Natalie's parents are taking her and her three best friends on a cruise for her seventeenth birthday. A sail-a-bration, they call it. But it's only been a few short months since Natalie's boyfriend died in a tragic accident, and she wants to be anywhere but here.
Then she meets a guy on the first night and sparks fly. After a moonlit conversation on a secluded deck of the ship, Natalie pops down to her cabin to get her swimsuit so they can go for a dip. But when she returns, he's gone. Something he said makes her think he might have . . . jumped? No, he couldn't have.
But why do her friends think she's crazy for wanting to make sure he's okay? Also, why do they seem to be hiding something from her? And how can she find him when she doesn't even know his name? Most importantly, why is the captain on the intercom announcing the urgent need for a headcount?

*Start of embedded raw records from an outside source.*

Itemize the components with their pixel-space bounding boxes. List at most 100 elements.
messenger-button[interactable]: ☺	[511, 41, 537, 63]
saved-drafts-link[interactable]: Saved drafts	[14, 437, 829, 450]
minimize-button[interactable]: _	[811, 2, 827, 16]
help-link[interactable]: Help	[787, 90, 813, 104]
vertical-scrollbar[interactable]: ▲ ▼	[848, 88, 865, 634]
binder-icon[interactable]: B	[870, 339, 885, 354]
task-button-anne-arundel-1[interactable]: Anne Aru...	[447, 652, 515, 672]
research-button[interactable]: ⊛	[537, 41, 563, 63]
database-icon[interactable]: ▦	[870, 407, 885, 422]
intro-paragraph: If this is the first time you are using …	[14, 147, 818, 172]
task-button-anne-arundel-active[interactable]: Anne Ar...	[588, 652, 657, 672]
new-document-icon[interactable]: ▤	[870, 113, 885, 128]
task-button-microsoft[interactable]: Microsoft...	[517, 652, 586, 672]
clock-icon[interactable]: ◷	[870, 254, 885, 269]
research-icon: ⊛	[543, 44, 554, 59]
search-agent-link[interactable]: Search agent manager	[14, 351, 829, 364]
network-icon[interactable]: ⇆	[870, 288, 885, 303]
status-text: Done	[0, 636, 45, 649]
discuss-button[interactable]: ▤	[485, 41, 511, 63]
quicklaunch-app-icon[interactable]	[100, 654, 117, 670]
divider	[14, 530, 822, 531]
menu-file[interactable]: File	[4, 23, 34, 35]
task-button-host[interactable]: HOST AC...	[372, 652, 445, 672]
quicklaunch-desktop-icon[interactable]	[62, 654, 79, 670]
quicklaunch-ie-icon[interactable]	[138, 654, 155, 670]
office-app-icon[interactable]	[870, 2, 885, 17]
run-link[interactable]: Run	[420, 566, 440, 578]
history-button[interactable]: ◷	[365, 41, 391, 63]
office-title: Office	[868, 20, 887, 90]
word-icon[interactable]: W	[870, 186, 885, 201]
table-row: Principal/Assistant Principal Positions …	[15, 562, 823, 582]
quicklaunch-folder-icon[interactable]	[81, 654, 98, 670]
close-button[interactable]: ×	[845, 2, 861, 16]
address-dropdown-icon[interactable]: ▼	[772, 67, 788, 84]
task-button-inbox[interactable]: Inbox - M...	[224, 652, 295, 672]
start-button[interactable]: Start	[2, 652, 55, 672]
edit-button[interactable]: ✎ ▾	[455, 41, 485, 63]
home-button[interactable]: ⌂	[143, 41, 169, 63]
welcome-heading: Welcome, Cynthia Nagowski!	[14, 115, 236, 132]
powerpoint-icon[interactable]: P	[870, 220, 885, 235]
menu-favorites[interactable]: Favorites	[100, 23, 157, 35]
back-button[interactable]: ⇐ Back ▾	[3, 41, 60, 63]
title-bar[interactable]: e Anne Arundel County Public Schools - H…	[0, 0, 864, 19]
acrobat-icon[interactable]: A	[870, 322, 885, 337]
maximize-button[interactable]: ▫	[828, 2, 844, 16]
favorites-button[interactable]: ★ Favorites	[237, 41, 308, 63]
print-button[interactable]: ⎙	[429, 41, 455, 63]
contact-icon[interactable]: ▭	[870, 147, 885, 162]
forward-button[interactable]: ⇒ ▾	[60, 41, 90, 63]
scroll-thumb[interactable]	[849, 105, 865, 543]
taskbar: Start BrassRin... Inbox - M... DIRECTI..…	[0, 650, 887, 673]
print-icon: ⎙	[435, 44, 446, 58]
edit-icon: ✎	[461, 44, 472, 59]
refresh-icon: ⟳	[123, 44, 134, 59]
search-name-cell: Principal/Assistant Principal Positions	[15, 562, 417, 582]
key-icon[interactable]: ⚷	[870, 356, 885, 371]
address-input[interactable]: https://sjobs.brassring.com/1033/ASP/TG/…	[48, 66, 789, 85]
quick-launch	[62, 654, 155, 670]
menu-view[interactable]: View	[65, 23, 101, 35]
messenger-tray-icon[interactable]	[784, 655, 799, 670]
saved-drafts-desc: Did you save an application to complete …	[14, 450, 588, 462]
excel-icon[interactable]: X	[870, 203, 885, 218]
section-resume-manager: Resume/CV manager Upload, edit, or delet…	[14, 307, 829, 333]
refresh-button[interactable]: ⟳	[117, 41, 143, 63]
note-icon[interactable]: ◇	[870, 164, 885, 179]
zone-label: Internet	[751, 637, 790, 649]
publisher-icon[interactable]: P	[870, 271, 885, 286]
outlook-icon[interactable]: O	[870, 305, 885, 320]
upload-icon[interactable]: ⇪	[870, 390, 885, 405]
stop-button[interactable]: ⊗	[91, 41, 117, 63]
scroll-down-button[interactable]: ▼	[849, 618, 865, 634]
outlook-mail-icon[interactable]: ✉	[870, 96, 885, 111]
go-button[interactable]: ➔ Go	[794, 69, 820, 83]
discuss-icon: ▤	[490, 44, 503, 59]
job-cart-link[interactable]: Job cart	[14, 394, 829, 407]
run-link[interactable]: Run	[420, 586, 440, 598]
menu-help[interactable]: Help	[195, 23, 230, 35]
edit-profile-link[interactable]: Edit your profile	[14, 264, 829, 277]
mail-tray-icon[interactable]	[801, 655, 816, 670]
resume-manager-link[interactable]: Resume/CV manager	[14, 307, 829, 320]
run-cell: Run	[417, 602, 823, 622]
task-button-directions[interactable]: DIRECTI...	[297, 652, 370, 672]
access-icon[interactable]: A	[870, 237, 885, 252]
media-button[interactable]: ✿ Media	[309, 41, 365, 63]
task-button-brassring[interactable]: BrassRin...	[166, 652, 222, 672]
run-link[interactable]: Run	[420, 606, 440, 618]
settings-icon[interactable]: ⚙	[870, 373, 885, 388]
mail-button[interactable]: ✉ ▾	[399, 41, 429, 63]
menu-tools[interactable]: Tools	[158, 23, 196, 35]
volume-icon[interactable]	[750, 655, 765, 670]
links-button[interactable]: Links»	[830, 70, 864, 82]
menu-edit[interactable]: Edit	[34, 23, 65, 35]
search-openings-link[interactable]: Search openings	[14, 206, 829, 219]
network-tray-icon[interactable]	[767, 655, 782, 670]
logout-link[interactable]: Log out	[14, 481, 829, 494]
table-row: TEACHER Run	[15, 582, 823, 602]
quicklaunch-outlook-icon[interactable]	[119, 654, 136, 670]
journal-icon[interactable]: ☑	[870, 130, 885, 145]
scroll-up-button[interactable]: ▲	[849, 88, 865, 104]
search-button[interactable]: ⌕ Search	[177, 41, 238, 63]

With her signature thrilling storytelling, the author of The Leaving and The Possible explores our vulnerability to the power of suggestion--and the lies we tell others and ourselves--in a twisting, Hitchcock-inspired mystery with high stakes and dark secrets.
PUBLISHERS WEEKLY
Altebrando (The Leaving) gives a nod to Alfred Hitchcock in this taut thriller set over the course of a seven-day cruise. Natalie's boyfriend recently died in a car crash, and her parents take her and three best friends on a birthday "sail-a-bration" in an effort to help her move on. Within hours of leaving port, Natalie meets a handsome, mysterious boy and for the first time she feels interest in someone new but he soon disappears, and he may have gone overboard. Altebrando writes in a spare, detached prose style, befitting her emotionally distant protagonist and the unsettling circumstances. The cruise ship setting becomes increasingly claustrophobic, as Natalie and her friends struggle under the weight of their own secrets. An eeriness pervades each reveal, as Natalie searches for the mystery boy and uncovers clues even as her friends begin to wonder if he actually exists. Natalie's romance with another boy on the ship somewhat detracts from the psychological intensity of the story, but this is a fast-paced and complicated mystery filled with uncertainty and dread. Ages 13 up.